Kalangan LSM di Sulawesi, khususnya di Poso dan Palu, menyakini bahwa bom yang meledak di Tentena, Poso, Sulawesi Tengah, terkait dengan korupsi dana kemanusiaan korban kerusuhan Poso yang terjadi sejak 1998.

Mereka tidak melihat kaitan bom itu dengan jaringan Dr Azhari dan Noordin M. Top. Mereka justru mempertanyakan mengapa pemerintah langsung menunjuk kedua orang tersebut berada di balik aksi memilukan itu.

Sikap tersebut terungkap dalam jumpa pers di Kantor YLBHI, Jakarta Pusat, kemarin. Hadir dalam kesempatan itu, Munarman (ketua YLBHI), Iskandar Lamuka (direktur pelaksana Lembaga Penguatan Masyarakat Sipil Poso), Robert Romboi (direktur pelaksana Yayasan Panorama Alam Lestari, Tentena), dan Arianto Sangaji (direktur pelaksana Yayasan Tanah Merdeka Palu).

Ini terkait dengan dana korupsi kerusuhan pengungsi Poso sebesar Rp 162 miliar. Dana itu adalah dana untuk jaminan hidup (jadup) dan bekal hidup (bedup), tegas Iskandar Lamuka. Kasus ini, kata Iskandar, tertutup rapi karena praktik korupsinya berbentuk jejaring yang melibatkan aparat penegak hukum, politisi, pengusaha, hingga preman.

Kami menduga, pengeboman di kantor kami pada 28 April 2005 juga terkait dengan pengusutan kami atas dugaan korupsi itu, lanjutnya. Dia langsung menyebut beberapa nama yang ikut menikmati dana korupsi tersebut.

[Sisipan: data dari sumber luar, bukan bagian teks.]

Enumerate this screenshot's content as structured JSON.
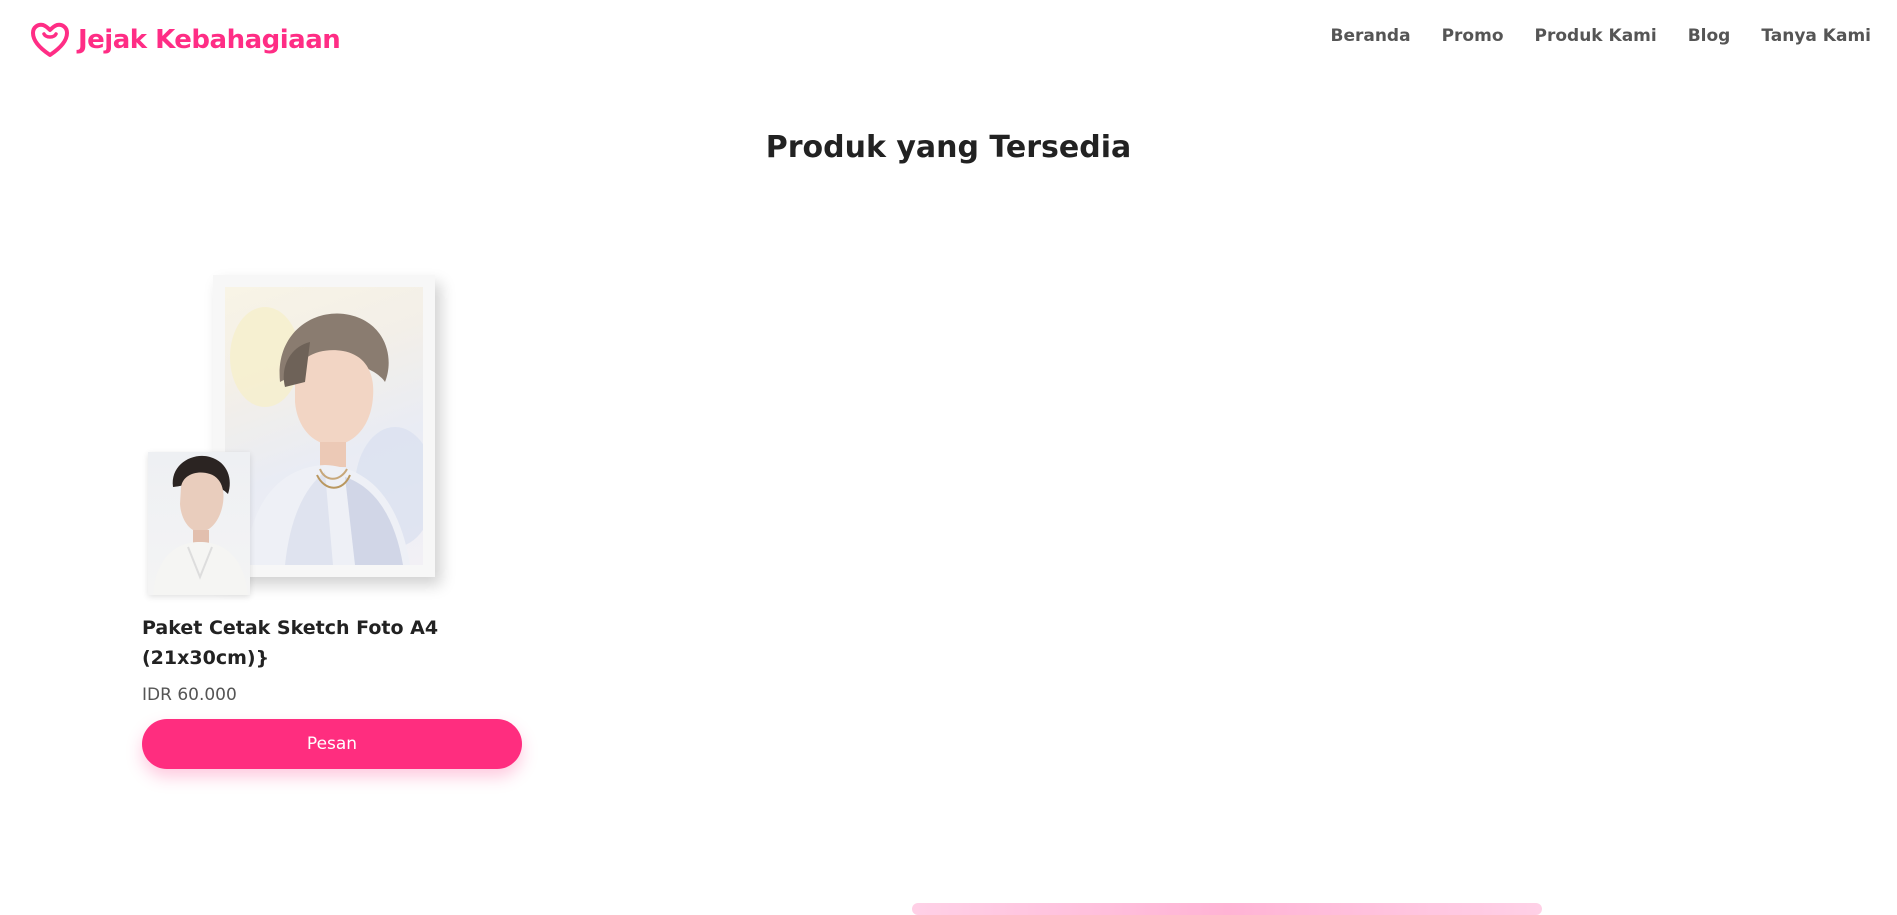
{
  "brand": {
    "name": "Jejak Kebahagiaan",
    "color": "#ff2d85"
  },
  "nav": {
    "items": [
      {
        "label": "Beranda"
      },
      {
        "label": "Promo"
      },
      {
        "label": "Produk Kami"
      },
      {
        "label": "Blog"
      },
      {
        "label": "Tanya Kami"
      }
    ]
  },
  "main": {
    "title": "Produk yang Tersedia",
    "products": [
      {
        "name": "Paket Cetak Sketch Foto A4 (21x30cm)}",
        "price": "IDR 60.000",
        "button_label": "Pesan"
      }
    ]
  },
  "colors": {
    "accent": "#ff2d7f",
    "text": "#222222",
    "muted": "#555555"
  }
}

Bagaimana bisa menyakini bahwa bom itu terkait kasus korupsi? Satu orang yang ditangkap polisi karena diduga terlibat pengeboman, Abdul Kadir Sidik, itu kan terlibat kasus korupsi, jelas Arianto Sangaji.

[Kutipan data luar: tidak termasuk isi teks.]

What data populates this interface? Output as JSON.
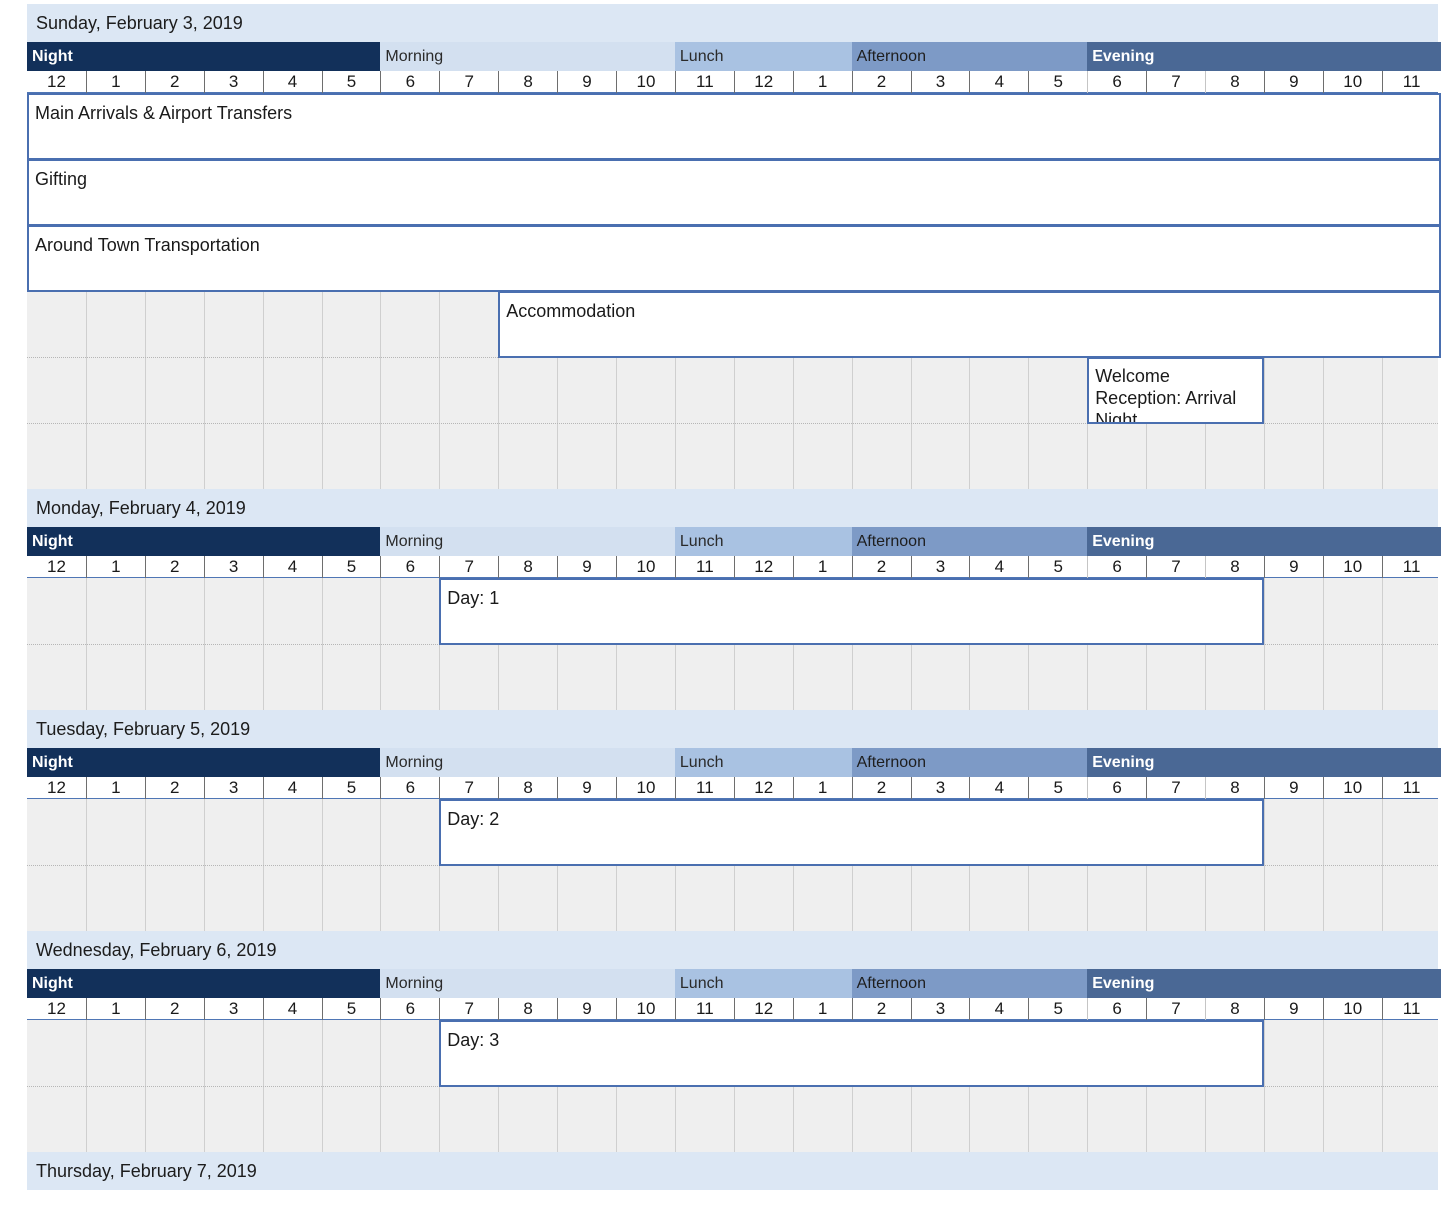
{
  "hours": [
    "12",
    "1",
    "2",
    "3",
    "4",
    "5",
    "6",
    "7",
    "8",
    "9",
    "10",
    "11",
    "12",
    "1",
    "2",
    "3",
    "4",
    "5",
    "6",
    "7",
    "8",
    "9",
    "10",
    "11"
  ],
  "periods": [
    {
      "key": "night",
      "label": "Night",
      "start": 0,
      "end": 6
    },
    {
      "key": "morning",
      "label": "Morning",
      "start": 6,
      "end": 11
    },
    {
      "key": "lunch",
      "label": "Lunch",
      "start": 11,
      "end": 14
    },
    {
      "key": "afternoon",
      "label": "Afternoon",
      "start": 14,
      "end": 18
    },
    {
      "key": "evening",
      "label": "Evening",
      "start": 18,
      "end": 24
    }
  ],
  "days": [
    {
      "date": "Sunday, February 3, 2019",
      "rows": 6,
      "events": [
        {
          "title": "Main Arrivals & Airport Transfers",
          "row": 0,
          "start": 0,
          "end": 24
        },
        {
          "title": "Gifting",
          "row": 1,
          "start": 0,
          "end": 24
        },
        {
          "title": "Around Town Transportation",
          "row": 2,
          "start": 0,
          "end": 24
        },
        {
          "title": "Accommodation",
          "row": 3,
          "start": 8,
          "end": 24
        },
        {
          "title": "Welcome Reception: Arrival Night",
          "row": 4,
          "start": 18,
          "end": 21
        }
      ]
    },
    {
      "date": "Monday, February 4, 2019",
      "rows": 2,
      "events": [
        {
          "title": "Day: 1",
          "row": 0,
          "start": 7,
          "end": 21
        }
      ]
    },
    {
      "date": "Tuesday, February 5, 2019",
      "rows": 2,
      "events": [
        {
          "title": "Day: 2",
          "row": 0,
          "start": 7,
          "end": 21
        }
      ]
    },
    {
      "date": "Wednesday, February 6, 2019",
      "rows": 2,
      "events": [
        {
          "title": "Day: 3",
          "row": 0,
          "start": 7,
          "end": 21
        }
      ]
    },
    {
      "date": "Thursday, February 7, 2019",
      "rows": 0,
      "events": []
    }
  ]
}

Arianto melanjutkan, Kadir sebenarnya mendekam di Rutan Poso. Dia terlibat kasus korupsi dana kemanusiaan itu. Makanya, dia tak habis mengerti bagaimana orang tersebut bisa keluar dari lapas. Polisi sendiri juga sedang mendalami keterangan kepala Rutan Poso.

Tapi, apa mereka punya akses ke bahan peledak? Munarman menyambung, dalam situasi konflik seperti Poso, selalu ada yang namanya simbiosis mutualisme (saling menguntungkan) antara aktor lapangan dan aktor intelektualnya.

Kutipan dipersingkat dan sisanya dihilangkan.